Dans l'entrée du Resto du Coeur de Charleroi, une dame âgée de soixante ans confie sa raison d'être là. Technicienne de surface, usée par le travail, elle vit du revenu d'insertion sociale du CPAS, soit un peu plus de 1200 euros par mois. Elle loue une chambre 400 euros par mois. Débourse plus de 200 euros pour le gaz, l'électricité et l'eau. Ensuite, il lui faut payer le reste, des assurances aux trajets en bus, et  vivre. C'est pour cela qu'elle mange tous les midis de la semaine à la place Delferrière. Ici elle  se sent moins seule. Ecoutée. A la sortie,  elle emporte souvent un pain que Claude, le chauffeur de l'association, est allé chercher tôt le matin, chez des boulangers solidaires, chez des artisans ou dans les entrepôts de grandes surfaces.

Elle le connaît, le prix du pain...

Pour un pain moyen de 500 grammes le coût en Belgique va grosso-modo de 1 euro 78 à 3 euros 50, selon la qualité de la farine, la présence de levain, la cuisson sur pierre ou pas. Il ne faut pas être un économiste pour vérifier le fait que s'offrir un pain prend plus de votre budget quand vous devez vous débrouiller avec 1200 euros sans même imaginer que certains en gagnent cinq ou dix mille par mois. Ce fait nous ramène au projet de réforme de la fiscalité, où il est question de faire passer la TVA de 6 à 9% sur des produits alimentaires de base. Avec cette explication foireuse selon laquelle les mieux nantis consommant plus que les fauchés, les richards seraient plus directement touchés par cette mesure. Ce qui pourrait apparaître plus ou moins logique dans un document abstrait vole en éclats quand on prépare ses tartines chaque matin, avec des tranches de cervelas, pour aller bosser, ou pour tenir le coup, simplement, pour la journée.

Augmenter la TVA sur le pain c'est regarder la réalité de si haut qu'on en oublie que le prix d'un pain dépasse celui du bus et parfois d'un paquet de frites. C'est ne pas savoir que le pain est  plus qu'un aliment mais une culture et un symbole. Aujourd'hui, tout le monde devrait avoir accès à du pain façonné avec de la farine de qualité, non pétri de pesticides, contenant des fibres et des vitamines, pour se nourrir de manière équilibrée. Il faut des moyens pour manger sainement. Dans ce contexte, cette semaine, une dépêche de l'agence Belga qui a fait l'objet d'une brève dans Le Soir, émanant de l'OMS, observait que la part de ménages belges ne pouvant pas faire face à certains soins de santé est parmi les plus élevées d'Europe occidentale.
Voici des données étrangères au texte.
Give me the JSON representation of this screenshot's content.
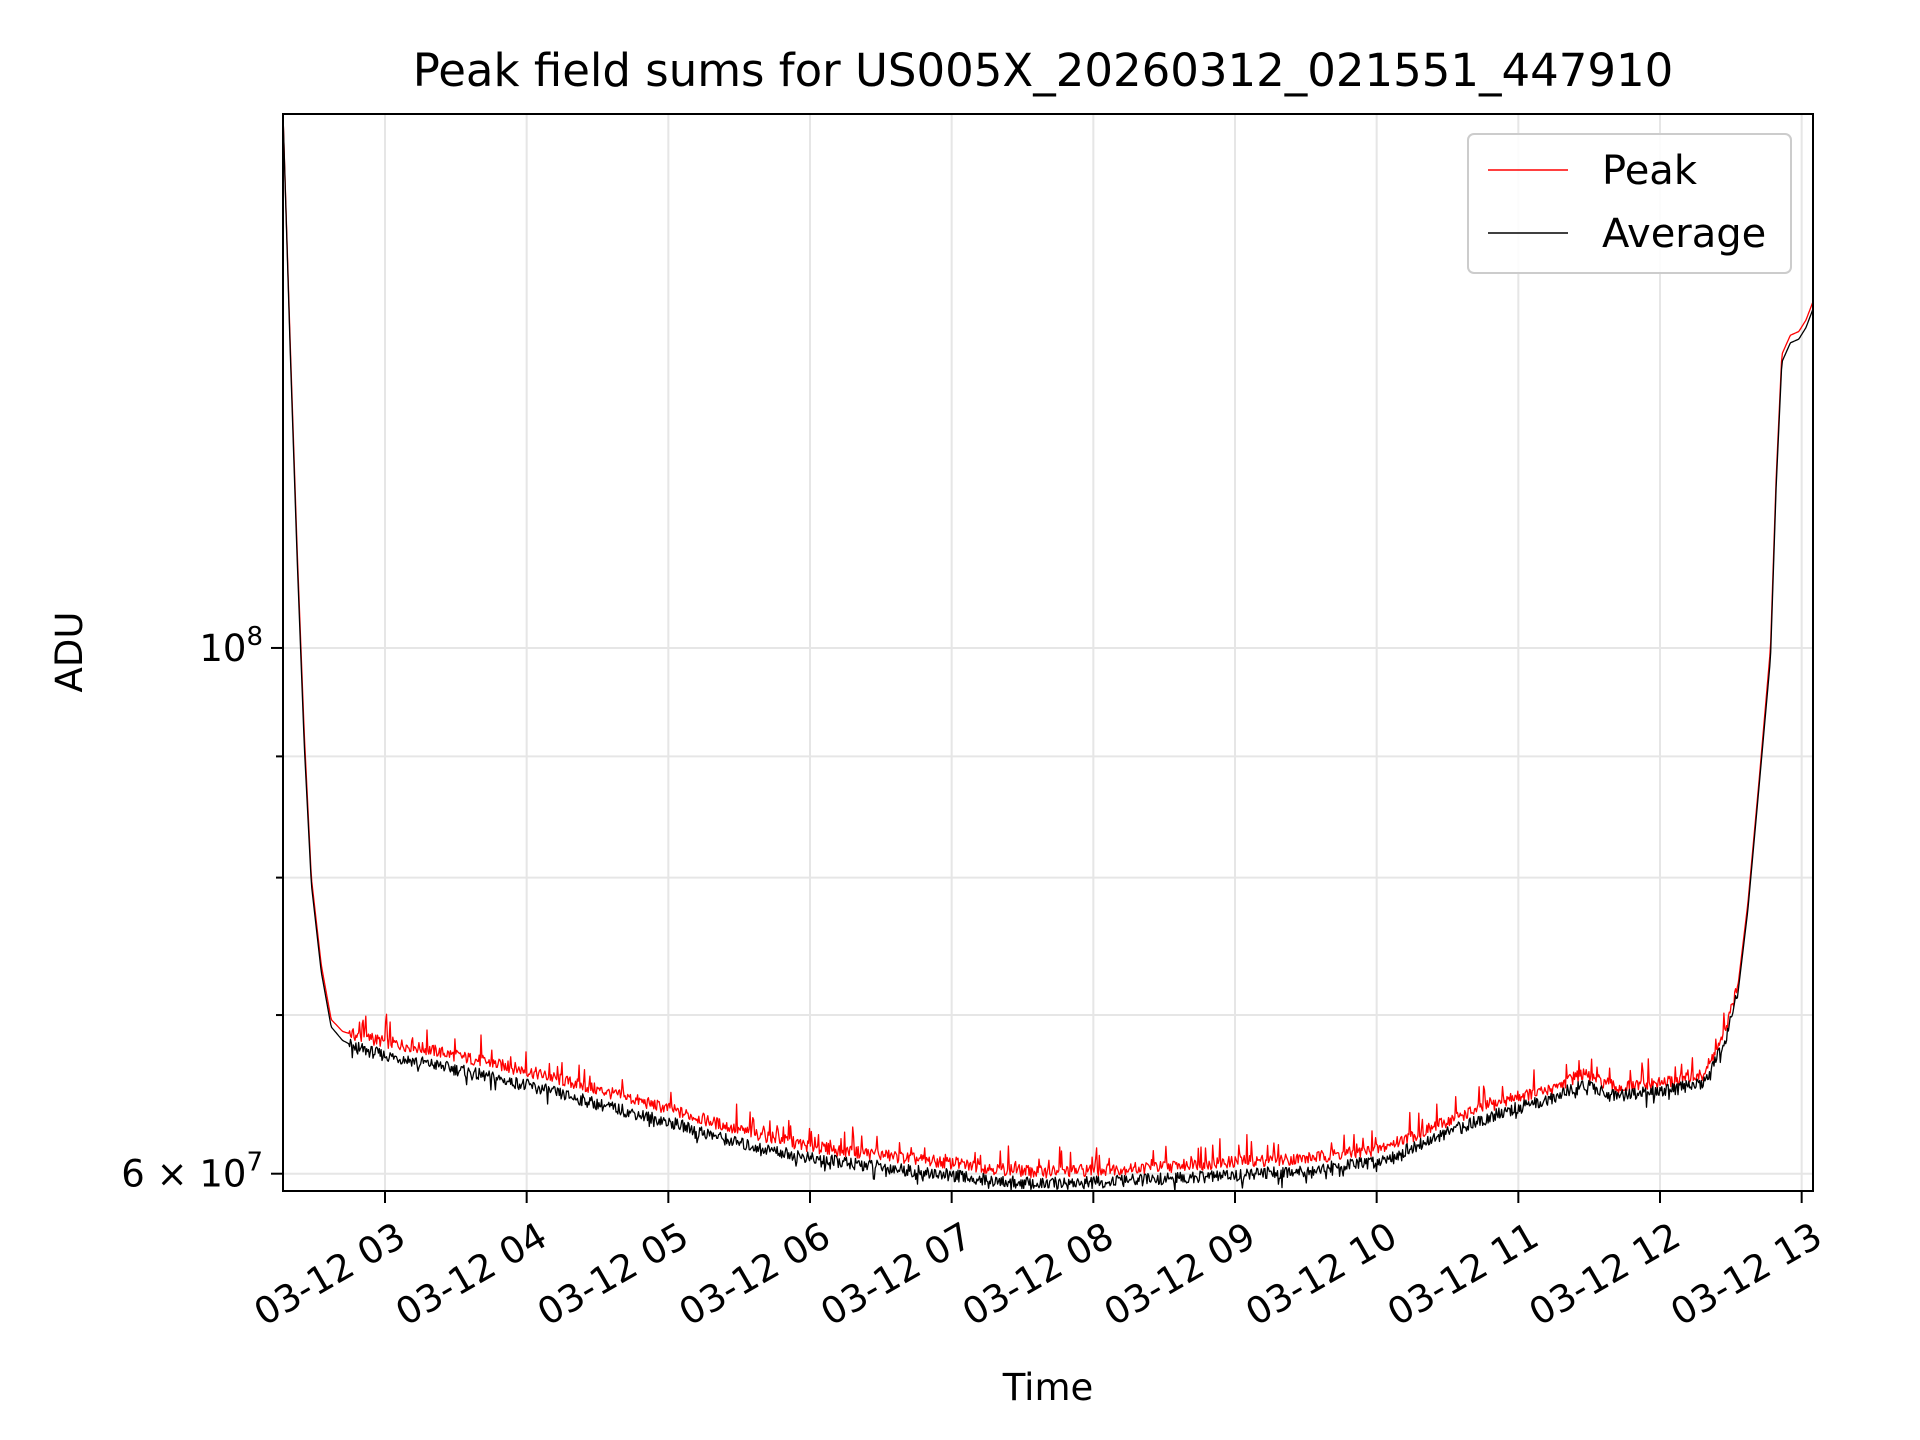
{
  "chart_data": {
    "type": "line",
    "title": "Peak field sums for US005X_20260312_021551_447910",
    "xlabel": "Time",
    "ylabel": "ADU",
    "yscale": "log",
    "grid": true,
    "legend_position": "top-right",
    "x_units": "hours since 03-12 00:00",
    "xlim": [
      2.28,
      13.08
    ],
    "ylim": [
      59000000,
      168000000
    ],
    "x_ticks": [
      3,
      4,
      5,
      6,
      7,
      8,
      9,
      10,
      11,
      12,
      13
    ],
    "x_tick_labels": [
      "03-12 03",
      "03-12 04",
      "03-12 05",
      "03-12 06",
      "03-12 07",
      "03-12 08",
      "03-12 09",
      "03-12 10",
      "03-12 11",
      "03-12 12",
      "03-12 13"
    ],
    "y_major_ticks": [
      {
        "value": 60000000,
        "base": "6 × 10",
        "exp": "7"
      },
      {
        "value": 100000000,
        "base": "10",
        "exp": "8"
      }
    ],
    "y_minor_ticks": [
      70000000,
      80000000,
      90000000
    ],
    "series": [
      {
        "name": "Peak",
        "color": "#ff0000",
        "x": [
          2.28,
          2.33,
          2.38,
          2.43,
          2.48,
          2.55,
          2.62,
          2.7,
          2.8,
          3.0,
          3.3,
          3.6,
          4.0,
          4.5,
          5.0,
          5.5,
          6.0,
          6.5,
          7.0,
          7.3,
          7.6,
          8.0,
          8.5,
          9.0,
          9.5,
          10.0,
          10.3,
          10.6,
          11.0,
          11.2,
          11.45,
          11.7,
          12.0,
          12.3,
          12.45,
          12.55,
          12.62,
          12.7,
          12.78,
          12.82,
          12.86,
          12.92,
          12.98,
          13.03,
          13.08
        ],
        "y": [
          168000000,
          135000000,
          110000000,
          92000000,
          80000000,
          73500000,
          69700000,
          68900000,
          68600000,
          68200000,
          67700000,
          67100000,
          66300000,
          65100000,
          63900000,
          62600000,
          61600000,
          61100000,
          60600000,
          60300000,
          60100000,
          60200000,
          60400000,
          60700000,
          60900000,
          61400000,
          62400000,
          63500000,
          64700000,
          65000000,
          66100000,
          65200000,
          65500000,
          66000000,
          68500000,
          72000000,
          78000000,
          88000000,
          100000000,
          118000000,
          133000000,
          135500000,
          136000000,
          137500000,
          140000000
        ]
      },
      {
        "name": "Average",
        "color": "#000000",
        "x": [
          2.28,
          2.33,
          2.38,
          2.43,
          2.48,
          2.55,
          2.62,
          2.7,
          2.8,
          3.0,
          3.3,
          3.6,
          4.0,
          4.5,
          5.0,
          5.5,
          6.0,
          6.5,
          7.0,
          7.3,
          7.6,
          8.0,
          8.5,
          9.0,
          9.5,
          10.0,
          10.3,
          10.6,
          11.0,
          11.2,
          11.45,
          11.7,
          12.0,
          12.3,
          12.45,
          12.55,
          12.62,
          12.7,
          12.78,
          12.82,
          12.86,
          12.92,
          12.98,
          13.03,
          13.08
        ],
        "y": [
          168000000,
          134000000,
          109000000,
          91000000,
          79500000,
          73000000,
          69200000,
          68300000,
          67800000,
          67300000,
          66800000,
          66200000,
          65400000,
          64200000,
          63100000,
          61800000,
          60900000,
          60400000,
          59900000,
          59600000,
          59400000,
          59500000,
          59700000,
          59900000,
          60200000,
          60700000,
          61700000,
          62800000,
          64000000,
          64400000,
          65500000,
          64700000,
          65000000,
          65500000,
          68000000,
          71500000,
          77500000,
          87500000,
          99000000,
          117000000,
          132000000,
          134500000,
          135000000,
          136500000,
          139000000
        ]
      }
    ]
  }
}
Les Belges les moins riches peinent à se payer des lunettes, des appareils auditifs et certains soins dentaires...

Toujours au Resto du Coeur, à Charleroi, cette réalité s'est matérialisée lors d'une distribution de pain. Je me demandais pourquoi les pains de seigle dont la densité était grande et le goût prononcé partaient moins vite que les pains blancs pareils à des éponges. Un gars que je connais a rigolé devant mon ignorance et sans doute ma veine: "T'as vu mes dents? Avec ça tu crois qu'on peut mâcher du pain gris dur comme une pierre tellement il est épais?". Il était reparti avec son sac, vers la rue, les tentes sur les terrils, les garages servant d'abri, les piaules à 400 balles pour un manque de confort garanti.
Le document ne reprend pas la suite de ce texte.